The company website (www.cibus.co.th) has gone through a number of iterations as I tried to decide the best way to do it. The current iteration runs on Drupal (version 6) and I implemented a limited install of Ubercart in the hope that someday I would fully implement it as a customer portal for ordering products directly. Unfortunately I hit a wall when I discovered that Ubercart only supports integer quantities, a problem when your products are wholesale food, so I put that on hold in the hope that the next version might change that. Now with Drupal 7 drawing closer I’ve seen clearly the direction it will be heading, the team from Ubercart have moved to something else called Drupal Commerce for political reasons, reworking the entire suite from the ground up, so I am having to re-examine the website and plan for the future.

Thus the need to redesign the site from the ground up once more without the use of Ubercart but rather using the Content Construction Kit (CCK) and Views extensively. Though it will look mostly the same I am switching from using the Zen theme as a base to the Genesis theme. The redesign I am currently working on will enable a clean upgrade to Drupal 7 once it is released, unlike the existing implementation.

In retrospect it was wishful thinking that the company I work for would ever be ready or capable of implementing my plans.

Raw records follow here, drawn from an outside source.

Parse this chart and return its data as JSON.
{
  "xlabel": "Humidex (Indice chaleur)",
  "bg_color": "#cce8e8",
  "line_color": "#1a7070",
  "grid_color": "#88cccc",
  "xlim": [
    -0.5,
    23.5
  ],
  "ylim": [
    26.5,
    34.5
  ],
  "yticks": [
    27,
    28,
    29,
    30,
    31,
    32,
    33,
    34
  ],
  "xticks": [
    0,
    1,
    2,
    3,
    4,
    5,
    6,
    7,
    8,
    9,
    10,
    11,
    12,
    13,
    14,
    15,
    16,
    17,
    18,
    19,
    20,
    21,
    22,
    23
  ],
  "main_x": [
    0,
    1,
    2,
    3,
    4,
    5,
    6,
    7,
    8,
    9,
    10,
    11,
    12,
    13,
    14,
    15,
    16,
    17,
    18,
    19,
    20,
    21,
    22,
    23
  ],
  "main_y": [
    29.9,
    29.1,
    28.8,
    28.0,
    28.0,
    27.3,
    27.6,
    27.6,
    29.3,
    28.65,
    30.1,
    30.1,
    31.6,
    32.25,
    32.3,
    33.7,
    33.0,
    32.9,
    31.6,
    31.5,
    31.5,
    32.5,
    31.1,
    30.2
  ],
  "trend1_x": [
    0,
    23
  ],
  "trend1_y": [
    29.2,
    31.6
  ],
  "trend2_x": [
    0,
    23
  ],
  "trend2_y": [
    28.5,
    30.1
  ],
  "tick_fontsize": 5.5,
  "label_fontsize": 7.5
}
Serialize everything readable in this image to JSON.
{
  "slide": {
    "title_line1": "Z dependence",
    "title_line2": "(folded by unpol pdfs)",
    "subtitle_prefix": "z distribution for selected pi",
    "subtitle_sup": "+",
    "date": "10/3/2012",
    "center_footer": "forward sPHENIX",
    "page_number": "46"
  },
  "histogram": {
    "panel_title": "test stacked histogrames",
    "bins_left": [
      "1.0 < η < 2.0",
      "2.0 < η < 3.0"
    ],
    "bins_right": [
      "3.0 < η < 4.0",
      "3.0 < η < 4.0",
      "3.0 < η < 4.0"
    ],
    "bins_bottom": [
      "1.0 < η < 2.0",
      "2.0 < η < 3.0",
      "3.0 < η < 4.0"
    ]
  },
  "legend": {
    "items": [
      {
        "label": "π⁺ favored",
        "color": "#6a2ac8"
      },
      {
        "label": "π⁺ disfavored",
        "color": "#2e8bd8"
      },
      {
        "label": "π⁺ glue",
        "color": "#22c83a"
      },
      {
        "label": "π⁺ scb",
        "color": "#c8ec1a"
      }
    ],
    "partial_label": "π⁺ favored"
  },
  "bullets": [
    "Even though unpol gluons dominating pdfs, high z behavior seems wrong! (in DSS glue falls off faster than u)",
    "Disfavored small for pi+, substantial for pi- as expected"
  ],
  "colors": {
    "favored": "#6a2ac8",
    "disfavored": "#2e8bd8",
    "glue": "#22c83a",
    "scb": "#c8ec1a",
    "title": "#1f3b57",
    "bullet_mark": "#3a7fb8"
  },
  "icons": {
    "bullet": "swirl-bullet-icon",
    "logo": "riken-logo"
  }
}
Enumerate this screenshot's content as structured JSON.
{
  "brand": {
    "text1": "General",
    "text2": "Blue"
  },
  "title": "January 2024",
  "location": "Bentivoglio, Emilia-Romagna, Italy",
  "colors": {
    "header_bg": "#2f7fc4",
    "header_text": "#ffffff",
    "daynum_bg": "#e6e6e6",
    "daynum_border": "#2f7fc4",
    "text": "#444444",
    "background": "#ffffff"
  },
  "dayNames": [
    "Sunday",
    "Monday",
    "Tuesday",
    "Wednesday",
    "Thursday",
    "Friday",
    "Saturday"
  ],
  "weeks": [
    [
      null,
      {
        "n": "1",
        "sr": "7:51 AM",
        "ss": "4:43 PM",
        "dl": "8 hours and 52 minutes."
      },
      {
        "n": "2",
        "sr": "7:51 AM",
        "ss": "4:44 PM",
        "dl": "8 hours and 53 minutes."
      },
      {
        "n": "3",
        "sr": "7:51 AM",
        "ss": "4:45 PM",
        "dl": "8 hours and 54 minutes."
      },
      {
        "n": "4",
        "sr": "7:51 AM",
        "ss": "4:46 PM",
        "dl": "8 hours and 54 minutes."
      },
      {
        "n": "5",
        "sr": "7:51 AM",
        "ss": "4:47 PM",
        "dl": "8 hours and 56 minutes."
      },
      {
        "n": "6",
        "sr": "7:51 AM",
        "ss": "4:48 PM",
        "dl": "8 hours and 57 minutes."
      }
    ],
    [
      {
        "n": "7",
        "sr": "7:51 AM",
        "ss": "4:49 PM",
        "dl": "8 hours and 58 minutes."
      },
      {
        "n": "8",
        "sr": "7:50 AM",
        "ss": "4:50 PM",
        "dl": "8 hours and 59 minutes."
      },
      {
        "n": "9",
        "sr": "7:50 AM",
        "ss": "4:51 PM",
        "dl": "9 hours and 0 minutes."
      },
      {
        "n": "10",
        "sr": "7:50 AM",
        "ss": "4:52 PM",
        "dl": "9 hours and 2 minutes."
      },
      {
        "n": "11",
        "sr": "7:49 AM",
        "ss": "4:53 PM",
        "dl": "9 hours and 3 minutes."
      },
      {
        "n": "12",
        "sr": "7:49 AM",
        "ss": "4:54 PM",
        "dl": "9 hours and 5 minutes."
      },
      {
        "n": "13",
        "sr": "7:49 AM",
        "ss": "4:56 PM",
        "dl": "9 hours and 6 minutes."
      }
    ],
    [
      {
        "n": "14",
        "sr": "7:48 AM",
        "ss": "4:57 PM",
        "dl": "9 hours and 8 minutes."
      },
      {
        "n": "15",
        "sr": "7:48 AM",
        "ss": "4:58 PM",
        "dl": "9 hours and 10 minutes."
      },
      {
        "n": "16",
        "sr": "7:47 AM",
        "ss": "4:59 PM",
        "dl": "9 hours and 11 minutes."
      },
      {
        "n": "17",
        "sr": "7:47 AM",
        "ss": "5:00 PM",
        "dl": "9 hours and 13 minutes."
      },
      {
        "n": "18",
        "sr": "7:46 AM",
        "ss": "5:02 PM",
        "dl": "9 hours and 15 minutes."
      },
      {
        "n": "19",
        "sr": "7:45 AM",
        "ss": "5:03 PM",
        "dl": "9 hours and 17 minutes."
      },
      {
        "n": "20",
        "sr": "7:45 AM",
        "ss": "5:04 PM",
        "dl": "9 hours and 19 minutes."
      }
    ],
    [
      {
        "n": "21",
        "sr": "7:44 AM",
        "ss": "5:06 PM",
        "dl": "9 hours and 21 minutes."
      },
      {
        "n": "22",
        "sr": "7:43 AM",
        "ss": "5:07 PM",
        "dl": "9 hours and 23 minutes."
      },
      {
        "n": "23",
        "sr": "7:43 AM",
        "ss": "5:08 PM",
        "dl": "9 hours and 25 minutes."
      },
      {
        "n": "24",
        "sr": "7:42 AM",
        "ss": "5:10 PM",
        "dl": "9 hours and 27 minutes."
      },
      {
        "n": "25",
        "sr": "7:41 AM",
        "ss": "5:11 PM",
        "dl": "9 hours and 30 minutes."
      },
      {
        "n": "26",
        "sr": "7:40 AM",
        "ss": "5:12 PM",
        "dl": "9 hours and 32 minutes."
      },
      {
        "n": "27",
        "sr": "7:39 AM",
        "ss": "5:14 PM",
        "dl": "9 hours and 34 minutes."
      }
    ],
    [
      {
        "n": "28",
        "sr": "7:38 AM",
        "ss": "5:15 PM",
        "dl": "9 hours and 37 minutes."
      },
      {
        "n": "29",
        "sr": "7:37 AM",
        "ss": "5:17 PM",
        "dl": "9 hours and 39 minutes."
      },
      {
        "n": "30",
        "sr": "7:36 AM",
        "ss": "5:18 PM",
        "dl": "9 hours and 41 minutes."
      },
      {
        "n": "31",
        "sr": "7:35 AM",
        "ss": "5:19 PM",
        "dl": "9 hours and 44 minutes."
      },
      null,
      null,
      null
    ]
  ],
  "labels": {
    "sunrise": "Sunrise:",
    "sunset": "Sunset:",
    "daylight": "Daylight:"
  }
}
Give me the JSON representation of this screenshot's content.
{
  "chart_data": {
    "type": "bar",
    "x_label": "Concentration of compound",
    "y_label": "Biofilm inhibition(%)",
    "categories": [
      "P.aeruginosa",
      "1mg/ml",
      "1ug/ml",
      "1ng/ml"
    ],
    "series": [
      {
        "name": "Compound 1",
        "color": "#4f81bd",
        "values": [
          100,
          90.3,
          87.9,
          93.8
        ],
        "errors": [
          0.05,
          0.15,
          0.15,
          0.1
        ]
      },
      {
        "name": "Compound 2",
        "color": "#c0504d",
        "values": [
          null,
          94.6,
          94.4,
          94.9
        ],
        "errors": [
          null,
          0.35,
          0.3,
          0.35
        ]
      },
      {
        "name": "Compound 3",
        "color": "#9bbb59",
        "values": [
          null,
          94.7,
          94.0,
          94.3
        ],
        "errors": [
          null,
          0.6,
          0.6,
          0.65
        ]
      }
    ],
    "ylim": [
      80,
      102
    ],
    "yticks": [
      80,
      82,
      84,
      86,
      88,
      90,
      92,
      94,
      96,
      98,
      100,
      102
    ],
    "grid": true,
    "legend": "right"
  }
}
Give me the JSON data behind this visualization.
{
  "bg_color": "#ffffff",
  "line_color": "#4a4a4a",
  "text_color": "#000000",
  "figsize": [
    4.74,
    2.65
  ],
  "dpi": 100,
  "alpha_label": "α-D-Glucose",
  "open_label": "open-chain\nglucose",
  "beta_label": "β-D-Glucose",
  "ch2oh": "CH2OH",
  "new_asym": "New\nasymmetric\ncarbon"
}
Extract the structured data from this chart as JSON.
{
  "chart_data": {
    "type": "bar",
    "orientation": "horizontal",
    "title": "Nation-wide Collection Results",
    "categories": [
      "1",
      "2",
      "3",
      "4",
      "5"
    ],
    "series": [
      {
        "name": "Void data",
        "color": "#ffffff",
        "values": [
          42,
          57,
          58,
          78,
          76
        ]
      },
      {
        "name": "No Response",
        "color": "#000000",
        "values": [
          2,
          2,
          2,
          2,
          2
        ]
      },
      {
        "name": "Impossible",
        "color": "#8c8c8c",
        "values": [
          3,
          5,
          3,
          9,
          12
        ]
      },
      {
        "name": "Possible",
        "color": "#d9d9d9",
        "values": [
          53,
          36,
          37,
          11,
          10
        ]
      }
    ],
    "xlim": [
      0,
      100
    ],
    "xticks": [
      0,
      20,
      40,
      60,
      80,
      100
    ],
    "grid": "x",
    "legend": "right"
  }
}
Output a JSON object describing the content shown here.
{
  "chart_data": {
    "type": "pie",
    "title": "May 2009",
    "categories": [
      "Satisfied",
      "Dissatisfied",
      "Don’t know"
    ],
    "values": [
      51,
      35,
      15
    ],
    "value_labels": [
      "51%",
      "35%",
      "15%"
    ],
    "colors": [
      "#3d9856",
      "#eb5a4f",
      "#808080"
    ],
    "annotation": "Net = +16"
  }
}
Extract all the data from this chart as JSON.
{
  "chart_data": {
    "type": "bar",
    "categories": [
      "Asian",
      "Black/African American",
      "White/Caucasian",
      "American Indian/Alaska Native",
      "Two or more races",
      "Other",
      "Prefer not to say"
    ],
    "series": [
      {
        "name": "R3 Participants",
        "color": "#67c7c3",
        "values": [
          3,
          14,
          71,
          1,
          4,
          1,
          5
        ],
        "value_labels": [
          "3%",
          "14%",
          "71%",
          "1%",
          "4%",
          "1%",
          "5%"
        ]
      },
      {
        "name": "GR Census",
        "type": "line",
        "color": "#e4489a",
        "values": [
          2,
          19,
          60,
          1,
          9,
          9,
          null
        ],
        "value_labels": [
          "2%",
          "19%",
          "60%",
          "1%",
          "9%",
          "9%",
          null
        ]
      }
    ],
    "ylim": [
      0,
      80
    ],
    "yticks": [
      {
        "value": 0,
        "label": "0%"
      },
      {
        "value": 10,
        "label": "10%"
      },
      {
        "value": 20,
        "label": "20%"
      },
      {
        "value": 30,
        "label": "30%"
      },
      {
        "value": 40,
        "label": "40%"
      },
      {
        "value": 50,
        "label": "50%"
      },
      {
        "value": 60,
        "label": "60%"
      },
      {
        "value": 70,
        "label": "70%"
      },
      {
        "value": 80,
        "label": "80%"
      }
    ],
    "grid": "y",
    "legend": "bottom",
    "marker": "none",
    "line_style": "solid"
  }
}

The Managing Director has a background in sales and managing restaurants/retail outlets and is a man I have a great deal of respect for, but his background causes him to focus solely on getting the product out to the detriment of everything else and in my whole time here I have never been able to get him to see the wisdom of organising the company operations in a more manageable fashion. If I’m ever asked in a job interview to recount a situation where I could have done better this will be it. I have no hard feelings towards him at all though because were it not for him the company would surely have failed by now, I have only regrets of what I had hoped to achieve.

I don’t know if it is my own vanity or a real difficulty but I still haven’t found someone to replace me when I leave. I wrote a list of requirements for a potential applicant which featured only two points:

  1. An understanding of business practises and workflow.
  2. The ability to map business practises and workflow to the accounting software.

Am I being too vague? These two things are critical for any person who might consider replacing me because everything else can be learnt. Perhaps future experiences will show me there are more items which need to be added to this list.

It’s funny that this is the first time I’ve resigned from a job where I am still in love with the company. Part of me wishes I wasn’t leaving, not only for the warm blanket of job security (because I live in constant fear of getting a good job when I return home), but also in the vain hope that perhaps given time my plans would come to fruition. Another part of me is glad I am leaving because it acknowledges the futility of trying to improve things and, honestly, there are employees I will be happy to never see again.

The other day one such staff member¹ told me something I had asked her to do was not her job, causing me to spend the next few minutes explaining to her the many ways in which it in fact was, but she illustrated to me an important work ethic she lacks – the ability to separate personal feelings from the job at hand. This particular staff member has had regular occurrences of extreme conflict with every person in the company and with me leaving the thin buffer between the rest of the staff and her is also going to disappear so I worry for what will happen to them in my absence.

I’m hopeful that great and exciting things are in my future.

¹ This is the crazy woman I’ve mentioned before that I would like to fire but the Managing Director pities her (really) so lets her stay. If he said ‘yes’ tomorrow I would still fire her on the spot, though the act wouldn’t garner as much pleasure as it once might have.